Doing Better in Policy Decision Making: Considering Differing Moral Foundations

It is hard to know how much harm-reduction for one high-risk child would be equal to harm-prevention for one low-risk child, especially when anxious estimates may influence calculations more than reliable measures. Of course, slow thinking and deep analysis can be applied to policy choices and help improve them (Greene 2013). Techniques are available to reduce reliance on gists and promote more objective decisions (Reyna, Weldon, and McCormick 2015). But the research has shown that there are multiple compelling gists that “distract competent reasoners from correcting their processing errors” (Reyna and Lloyd 2006: 192). More thoughtful analysis as well as more scientific evidence can be used to try to oppose biased cognitive processing. Digging deeper into issues and the degrees of costs and benefits related to positions creates the potential for compromise between polarized positions (Fernbach et al. 2013).

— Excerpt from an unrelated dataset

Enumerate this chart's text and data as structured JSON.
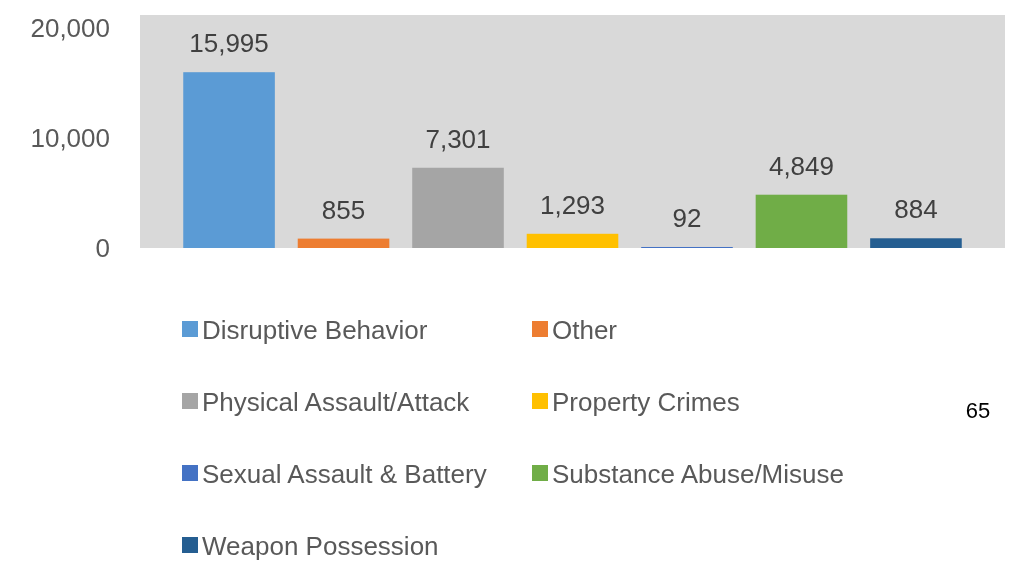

Appreciating that quite different patterns of moral foundation can be at play, each deserving of respect, may be a first step toward more deliberative analyses of issues. Moral psychological profiles are a matter of relative emphasis. Few individuals have complete blind spots with respect to any of the six values, but our priorities do differ. If we avoid the trap of using less conscious, fast-thinking moral judgments to implicitly choose between helping the “good” and “bad” youth, we may find policies to help both. But we have to be willing to do so.

In spite of the willingness of deviant youth to disregard restrictions, accurate information on major differential risks might nevertheless influence their patterns of use (Kozlowski and Sweanor 2016; Kozlowski and Sweanor 2017), as would differential taxation according to risk (Chaloupka, Sweanor, and Warner 2015), or using product risks to set the legal age of purchase (Kozlowski 2016b). Thus, one should still support a policy of prohibiting any tobacco/nicotine product use (and “good” youth will comply) while also supporting policies that give clear signals about or incentives for lesser product risks (and “bad” youth could be helped). Research has shown that tobacco control policies that have a positive effect on adults also affect youth cigarette use (Tauras, Huang, and Chaloupka 2013). Adolescents do react in ways similar to adults when presented with risk information (Steinberg 2008). Mistaken beliefs about reduced risks from “light” cigarettes likely have contributed to such cigarette brands becoming the best-sellers among youth as well as adults (O'Connor 2005).

Policy makers should attempt to go beyond powerful moral intuitions for protecting children to consider the net costs and benefits for all youth—from lowest risk to highest risk. From a public health perspective, the emphasis should be more on disease prevention and health promotion than on morally biased perspectives. This applies to a broad range of harm-reduction issues, not just tobacco. In the often equally controversial area of sex education in schools, evidence is growing that comprehensive programs can be developed to increase both the number of students who abstain (helping the “good”) and who practice safer sex (helping the “bad”) (Weed 2012). More complex policies that target the particular needs of different youth may be crucial. In the end, consciousness about moral psychology may help us resist having our moral intuitions creating a kind of “evidence” that we rely on too much when developing policies to promote population health.